It is Halloween, and the doorbell will signal an importunate child, trick or treating, or a new guest at the impromptu party arranged by the celebrity ghost writer, Max Villiers (Matthew Marsh), in his comfortable north London home. Max is trying to make his new 65-inch plasma screen television work, juggling remotes.
Increasingly, the screen is invaded by images of his daughter Anna when young, a daughter who is now a peace activist in Ramallah, like Rachel Corrie, en route to Burma. It turns out that Anna was a human shield from an early age, trying to save her younger brother in a gnarled old yew tree during a thunder and lightning storm fifteen years ago.
A play which starts as a domestic comedy deepens in tone and mystery, until some painful revelations and arguments have taken us from Alan Ayckbourn territory deep into Edward Albee. But Jones, who has written the play with consummate skill, a bitter twang, and some very good jokes, is very much her own playwright here, developing in accomplishment beyond the promise of In Flame and the achievement of Humble Boy (The Dark at the Donmar was, for me, a muddled misfire).
Max and his wife Harriet (Eleanor David) are in marital meltdown. That afternoon, Harriet has bought an East Anatolian semi-antique rug, made love to the salesman (Simon Kassianides), and nearly killed herself. She was rescued by Max’s friend, Eddie Fox (Lloyd Hutchinson), a former Carthusian monk who is now Max’s personal assistant and beer buddy.
Eddie has hooked up with Jacklyn, a slightly weird rambler (Adie Allen), on Hampstead Heath. Max, meanwhile, on meeting the subject of his next book, a pneumatic glamour model (Christina Cole), who reminds him, disastrously, of his daughter, has also encountered Anna’s old schoolfriend, Imogen Cumberbatch (Katherine Parkinson), heavily pregnant, who turns up at the party with her husband Marcus (Orlando Seale), a glib, but oddly repressed, civil servant from Surrey.

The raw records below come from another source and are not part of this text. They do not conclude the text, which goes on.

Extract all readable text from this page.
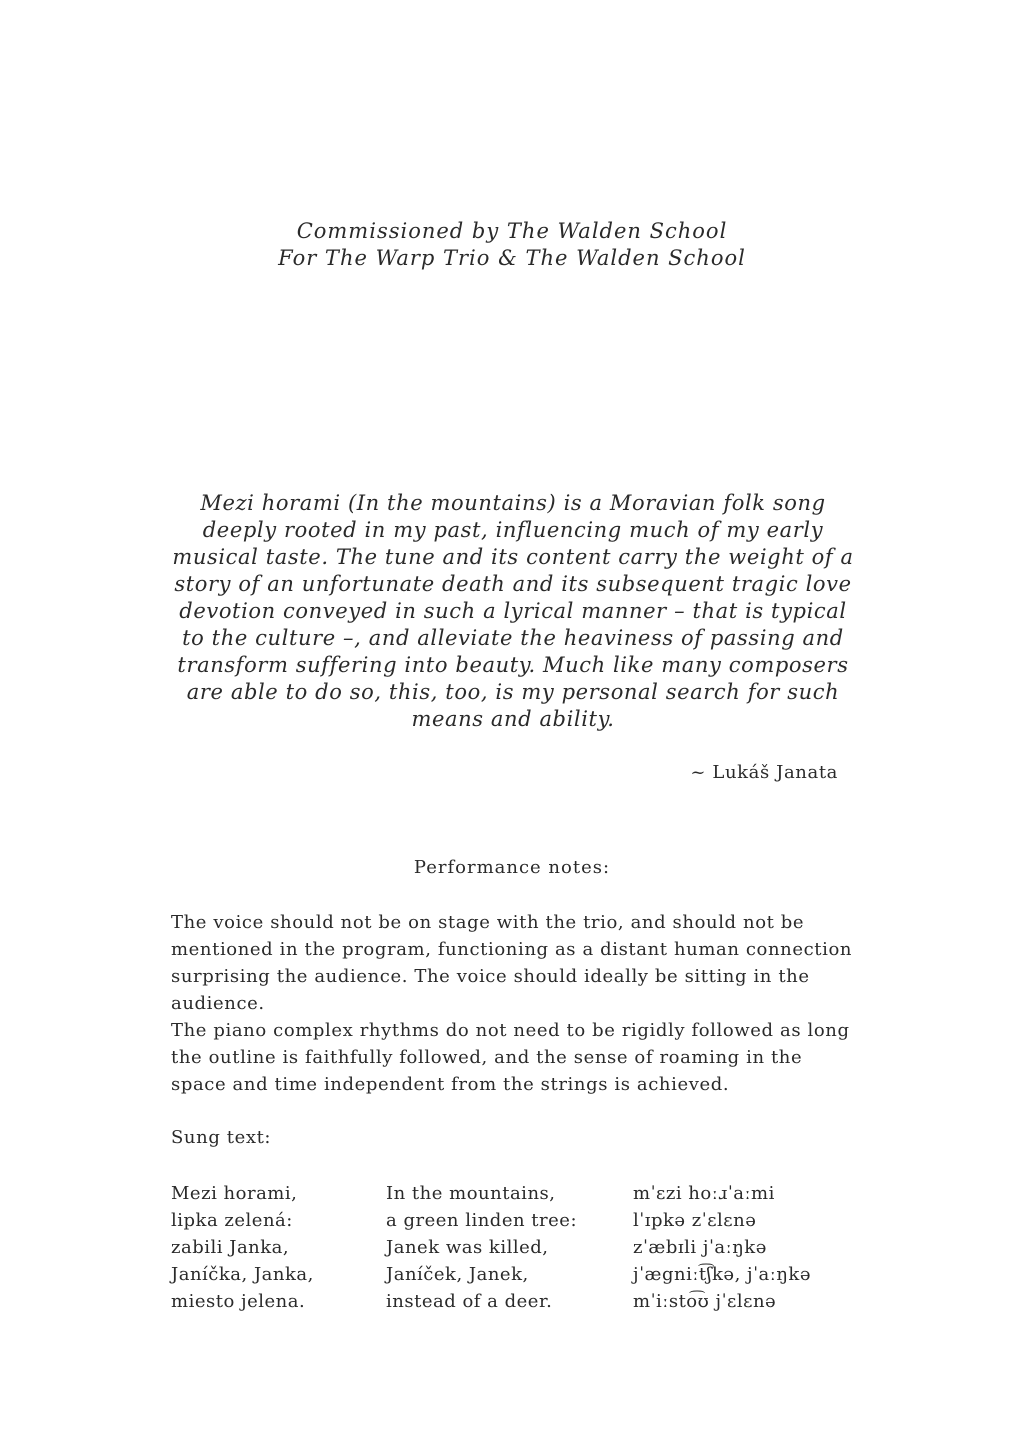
Commissioned by The Walden School
For The Warp Trio & The Walden School

Mezi horami (In the mountains) is a Moravian folk song deeply rooted in my past, influencing much of my early musical taste. The tune and its content carry the weight of a story of an unfortunate death and its subsequent tragic love devotion conveyed in such a lyrical manner – that is typical to the culture –, and alleviate the heaviness of passing and transform suffering into beauty. Much like many composers are able to do so, this, too, is my personal search for such means and ability.

~ Lukáš Janata
Performance notes:

The voice should not be on stage with the trio, and should not be mentioned in the program, functioning as a distant human connection surprising the audience. The voice should ideally be sitting in the audience.

The piano complex rhythms do not need to be rigidly followed as long the outline is faithfully followed, and the sense of roaming in the space and time independent from the strings is achieved.

Sung text:
Mezi horami,	In the mountains,	mˈɛzi hoːɹˈaːmi
lipka zelená:	a green linden tree:	lˈɪpkə zˈɛlɛnə
zabili Janka,	Janek was killed,	zˈæbɪli jˈaːŋkə
Janíčka, Janka,	Janíček, Janek,	jˈægniːt͡ʃkə, jˈaːŋkə
miesto jelena.	instead of a deer.	mˈiːsto͡ʊ jˈɛlɛnə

The scenes are ingeniously interlocked within a progressive structure that simultaneously looks over its own shoulder. Anna Mackmin’s beautifully rhythmical production is set in a huge white room designed by Lez Brotherston and lit by Tim Mitchell to suggest other locations – the heath, the restaurant, the rug shop – by changing the colour, and the temperature, of the stage. The family video plays an increasing role, too, in turning the screw to a crescendo of birth, loss and dismay.
Matthew Marsh, looking a little trimmer than he was in the other really fine new play he graced this year, The Overwhelming, sets the pace with his brilliant comic timing, playing Max rather like one of Simon Gray’s heroes, both lost in the past and befuddled in the present. Eleanor David is beautiful, sexy and vulnerable as Harriet, while Adie Allen as Jacklyn confirms her reputation as a comic talent to treasure.